Simulation of “Opal” glass
Opal glass is a strange material. It is a colorless glass that scatters blue light in the same way the earth’s atmosphere does it with sunlight: the sky is blue because blue sunlight doesn’t travels straight in large thicknesses of air, but in every directions. The sun appears yellowish because of the same reason: the blue part of the sun’s light spectrum has partly vanished from its rays under the form of blue sky.
In the opal glass, a very thin layer of diffusive “milky” glass containing very tiny particles is plated (“plaqué”) on the glass. Opaque white “flashed-glass” and opal “flashed-glass” are exactly the same material, but on the opaque version the layer of milky glass is very thick, up to 1 mm, while it can be maybe a 100 times thinner on very light opal glass.

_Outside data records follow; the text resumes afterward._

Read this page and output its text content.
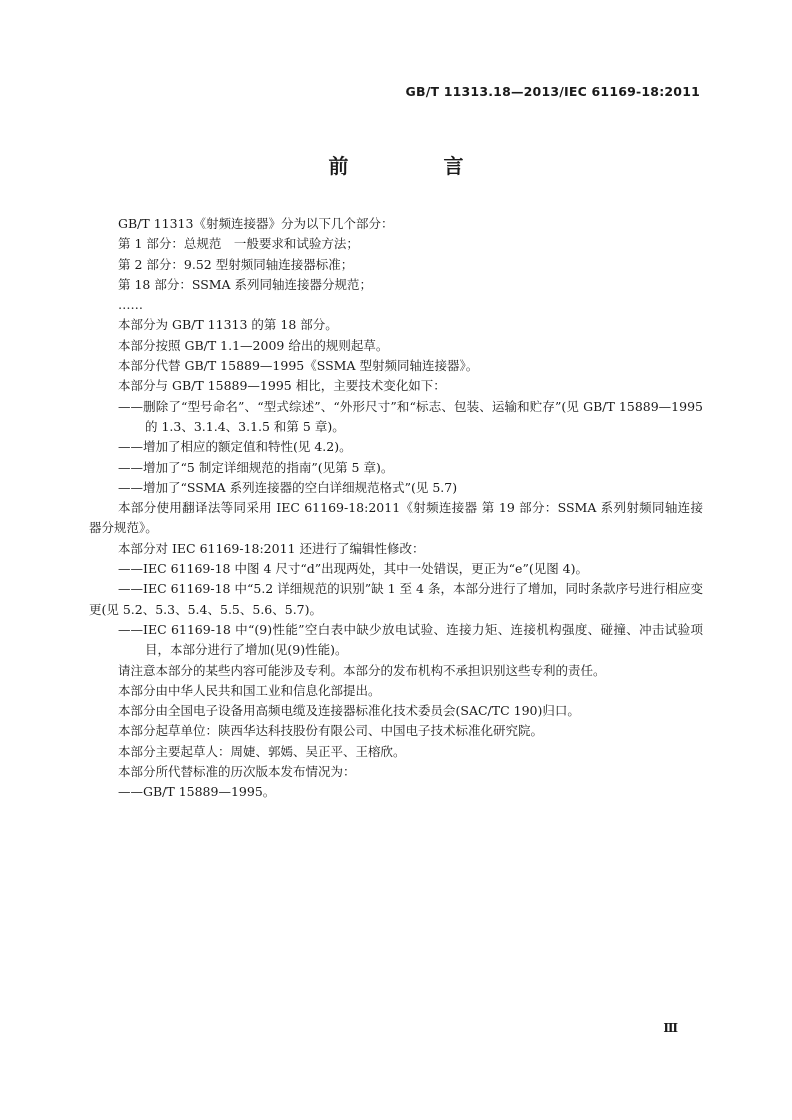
GB/T 11313.18—2013/IEC 61169-18:2011
前 言

GB/T 11313《射频连接器》分为以下几个部分：

第 1 部分：总规范　一般要求和试验方法；

第 2 部分：9.52 型射频同轴连接器标准；

第 18 部分：SSMA 系列同轴连接器分规范；

……

本部分为 GB/T 11313 的第 18 部分。

本部分按照 GB/T 1.1—2009 给出的规则起草。

本部分代替 GB/T 15889—1995《SSMA 型射频同轴连接器》。

本部分与 GB/T 15889—1995 相比，主要技术变化如下：

——删除了“型号命名”、“型式综述”、“外形尺寸”和“标志、包装、运输和贮存”(见 GB/T 15889—1995 的 1.3、3.1.4、3.1.5 和第 5 章)。

——增加了相应的额定值和特性(见 4.2)。

——增加了“5 制定详细规范的指南”(见第 5 章)。

——增加了“SSMA 系列连接器的空白详细规范格式”(见 5.7)

本部分使用翻译法等同采用 IEC 61169-18:2011《射频连接器 第 19 部分：SSMA 系列射频同轴连接器分规范》。

本部分对 IEC 61169-18:2011 还进行了编辑性修改：

——IEC 61169-18 中图 4 尺寸“d”出现两处，其中一处错误，更正为“e”(见图 4)。

——IEC 61169-18 中“5.2 详细规范的识别”缺 1 至 4 条，本部分进行了增加，同时条款序号进行相应变更(见 5.2、5.3、5.4、5.5、5.6、5.7)。

——IEC 61169-18 中“(9)性能”空白表中缺少放电试验、连接力矩、连接机构强度、碰撞、冲击试验项目，本部分进行了增加(见(9)性能)。

请注意本部分的某些内容可能涉及专利。本部分的发布机构不承担识别这些专利的责任。

本部分由中华人民共和国工业和信息化部提出。

本部分由全国电子设备用高频电缆及连接器标准化技术委员会(SAC/TC 190)归口。

本部分起草单位：陕西华达科技股份有限公司、中国电子技术标准化研究院。

本部分主要起草人：周婕、郭嫣、吴正平、王榕欣。

本部分所代替标准的历次版本发布情况为：

——GB/T 15889—1995。

Ⅲ
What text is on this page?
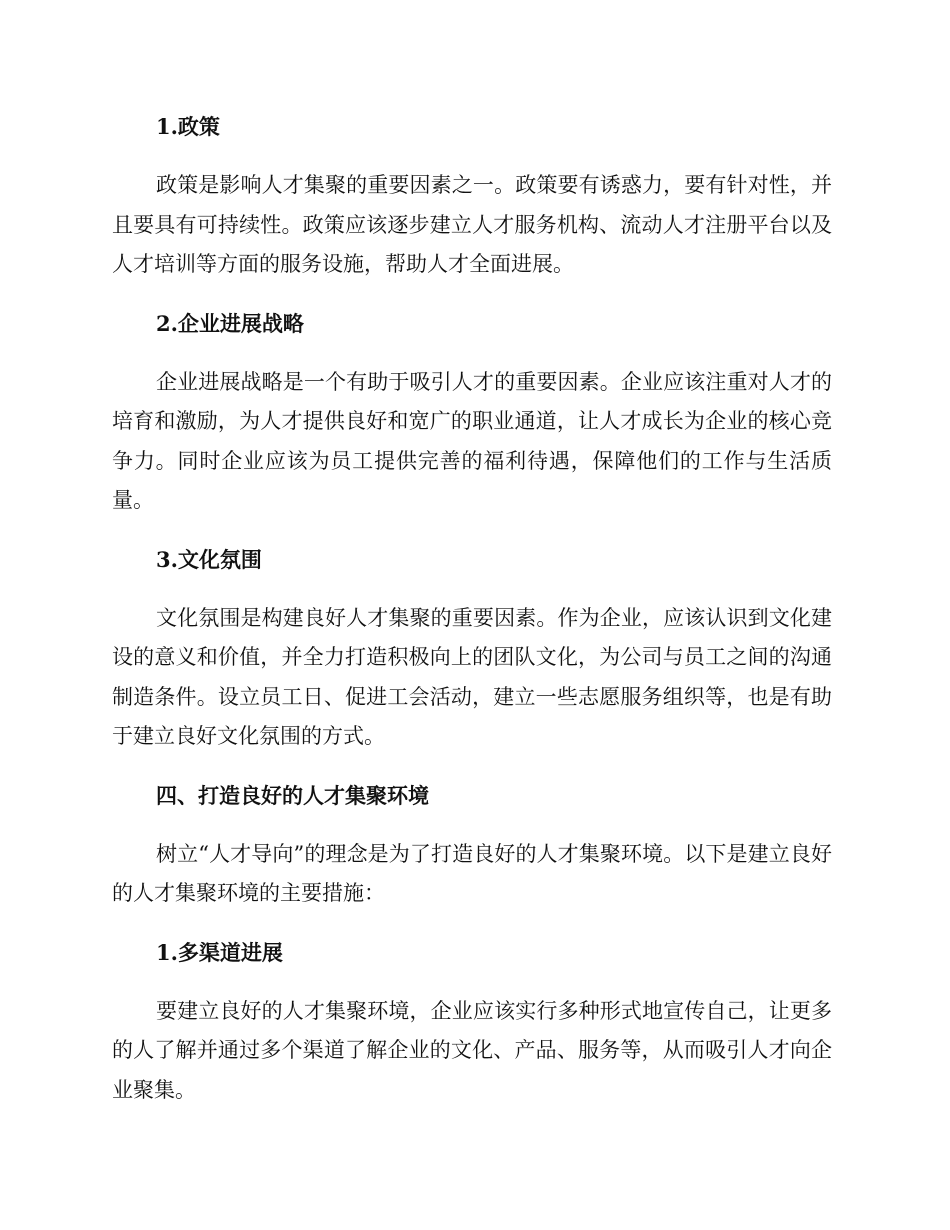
1.政策

政策是影响人才集聚的重要因素之一。政策要有诱惑力，要有针对性，并且要具有可持续性。政策应该逐步建立人才服务机构、流动人才注册平台以及人才培训等方面的服务设施，帮助人才全面进展。

2.企业进展战略

企业进展战略是一个有助于吸引人才的重要因素。企业应该注重对人才的培育和激励，为人才提供良好和宽广的职业通道，让人才成长为企业的核心竞争力。同时企业应该为员工提供完善的福利待遇，保障他们的工作与生活质量。

3.文化氛围

文化氛围是构建良好人才集聚的重要因素。作为企业，应该认识到文化建设的意义和价值，并全力打造积极向上的团队文化，为公司与员工之间的沟通制造条件。设立员工日、促进工会活动，建立一些志愿服务组织等，也是有助于建立良好文化氛围的方式。

四、打造良好的人才集聚环境

树立“人才导向”的理念是为了打造良好的人才集聚环境。以下是建立良好的人才集聚环境的主要措施：

1.多渠道进展

要建立良好的人才集聚环境，企业应该实行多种形式地宣传自己，让更多的人了解并通过多个渠道了解企业的文化、产品、服务等，从而吸引人才向企业聚集。
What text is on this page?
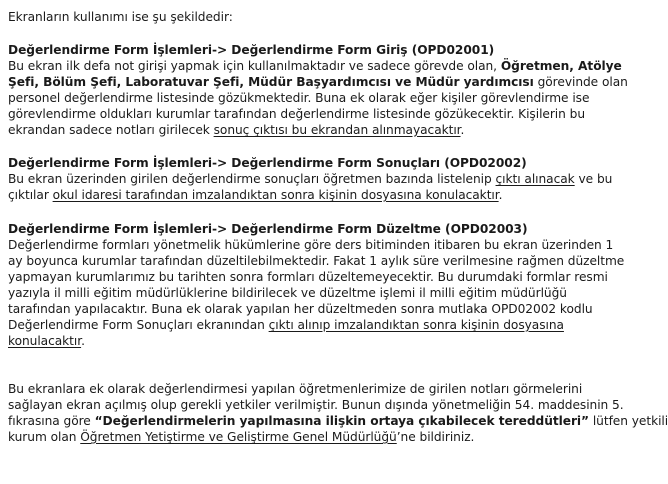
Ekranların kullanımı ise şu şekildedir:
Değerlendirme Form İşlemleri-> Değerlendirme Form Giriş (OPD02001)
Bu ekran ilk defa not girişi yapmak için kullanılmaktadır ve sadece görevde olan, Öğretmen, Atölye
Şefi, Bölüm Şefi, Laboratuvar Şefi, Müdür Başyardımcısı ve Müdür yardımcısı görevinde olan
personel değerlendirme listesinde gözükmektedir. Buna ek olarak eğer kişiler görevlendirme ise
görevlendirme oldukları kurumlar tarafından değerlendirme listesinde gözükecektir. Kişilerin bu
ekrandan sadece notları girilecek sonuç çıktısı bu ekrandan alınmayacaktır.
Değerlendirme Form İşlemleri-> Değerlendirme Form Sonuçları (OPD02002)
Bu ekran üzerinden girilen değerlendirme sonuçları öğretmen bazında listelenip çıktı alınacak ve bu
çıktılar okul idaresi tarafından imzalandıktan sonra kişinin dosyasına konulacaktır.
Değerlendirme Form İşlemleri-> Değerlendirme Form Düzeltme (OPD02003)
Değerlendirme formları yönetmelik hükümlerine göre ders bitiminden itibaren bu ekran üzerinden 1
ay boyunca kurumlar tarafından düzeltilebilmektedir. Fakat 1 aylık süre verilmesine rağmen düzeltme
yapmayan kurumlarımız bu tarihten sonra formları düzeltemeyecektir. Bu durumdaki formlar resmi
yazıyla il milli eğitim müdürlüklerine bildirilecek ve düzeltme işlemi il milli eğitim müdürlüğü
tarafından yapılacaktır. Buna ek olarak yapılan her düzeltmeden sonra mutlaka OPD02002 kodlu
Değerlendirme Form Sonuçları ekranından çıktı alınıp imzalandıktan sonra kişinin dosyasına
konulacaktır.
Bu ekranlara ek olarak değerlendirmesi yapılan öğretmenlerimize de girilen notları görmelerini
sağlayan ekran açılmış olup gerekli yetkiler verilmiştir. Bunun dışında yönetmeliğin 54. maddesinin 5.
fıkrasına göre “Değerlendirmelerin yapılmasına ilişkin ortaya çıkabilecek tereddütleri” lütfen yetkili
kurum olan Öğretmen Yetiştirme ve Geliştirme Genel Müdürlüğü’ne bildiriniz.
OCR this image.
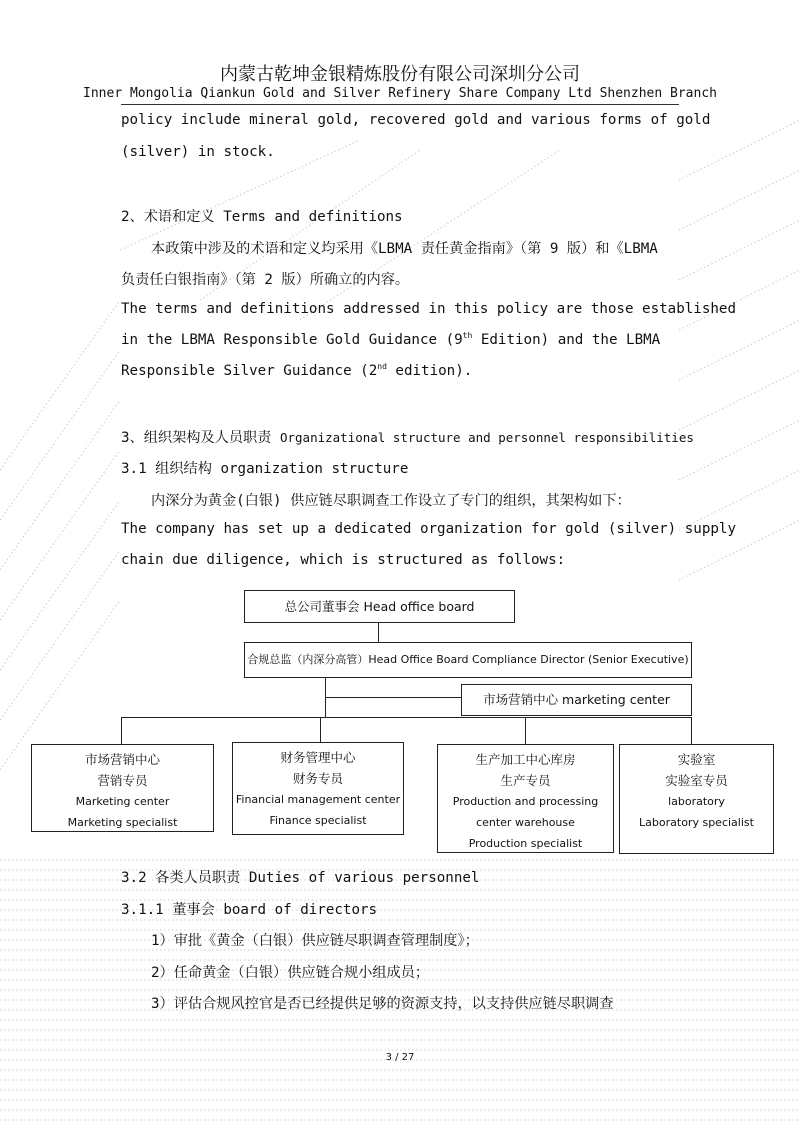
内蒙古乾坤金银精炼股份有限公司深圳分公司
Inner Mongolia Qiankun Gold and Silver Refinery Share Company Ltd Shenzhen Branch
policy include mineral gold, recovered gold and various forms of gold
(silver) in stock.
2、术语和定义 Terms and definitions
本政策中涉及的术语和定义均采用《LBMA 责任黄金指南》（第 9 版）和《LBMA
负责任白银指南》（第 2 版）所确立的内容。
The terms and definitions addressed in this policy are those established
in the LBMA Responsible Gold Guidance (9th Edition) and the LBMA
Responsible Silver Guidance (2nd edition).
3、组织架构及人员职责 Organizational structure and personnel responsibilities
3.1 组织结构 organization structure
内深分为黄金(白银) 供应链尽职调查工作设立了专门的组织，其架构如下：
The company has set up a dedicated organization for gold (silver) supply
chain due diligence, which is structured as follows:
总公司董事会 Head office board
合规总监（内深分高管）Head Office Board Compliance Director (Senior Executive)
市场营销中心 marketing center
市场营销中心
营销专员
Marketing center
Marketing specialist
财务管理中心
财务专员
Financial management center
Finance specialist
生产加工中心库房
生产专员
Production and processing
center warehouse
Production specialist
实验室
实验室专员
laboratory
Laboratory specialist
3.2 各类人员职责 Duties of various personnel
3.1.1 董事会 board of directors
1）审批《黄金（白银）供应链尽职调查管理制度》；
2）任命黄金（白银）供应链合规小组成员；
3）评估合规风控官是否已经提供足够的资源支持，以支持供应链尽职调查
3 / 27
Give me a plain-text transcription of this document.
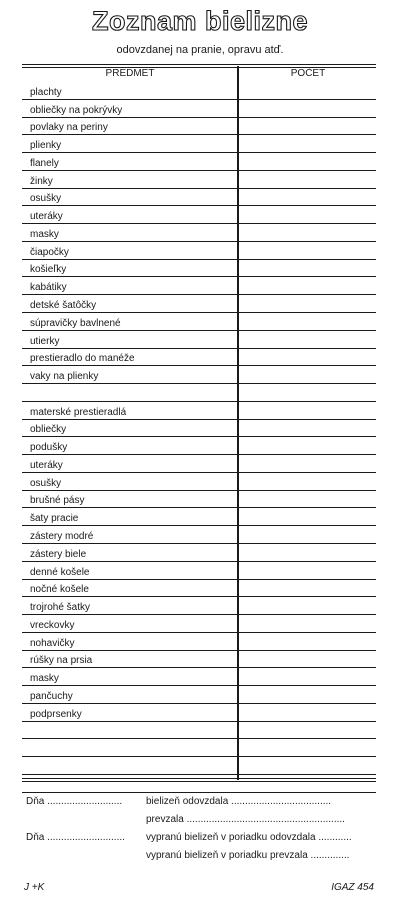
Zoznam bielizne
odovzdanej na pranie, opravu atď.
PREDMET	POČET
plachty
obliečky na pokrývky
povlaky na periny
plienky
flanely
žinky
osušky
uteráky
masky
čiapočky
košieľky
kabátiky
detské šatôčky
súpravičky bavlnené
utierky
prestieradlo do manéže
vaky na plienky
materské prestieradlá
obliečky
podušky
uteráky
osušky
brušné pásy
šaty pracie
zástery modré
zástery biele
denné košele
nočné košele
trojrohé šatky
vreckovky
nohavičky
rúšky na prsia
masky
pančuchy
podprsenky
Dňa ........................... bielizeň odovzdala ....................................
prevzala .........................................................
Dňa ............................ vypranú bielizeň v poriadku odovzdala ............
vypranú bielizeň v poriadku prevzala ..............
J +K	IGAZ 454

It is very difficult to simulate the color of this glass on the computer: on the light table you see nothing but what seems to be a “cloudy” or “hazed” white glass. You need some distance to see the color appear, you need the light rays to pass in straight lines through the glass otherwise the color won’t appear.
I did some research and I arrived to some pretty good results. The numbers under the pictures indirectly refer to the thickness of the milky layer. The left color is the one that appears by light transmission, the right one by light scattering.
When the layer gets really thick, transmission becomes zero and the glass is opaque and white.
It’s really “white” but the light passign through it becomes yellow-brown.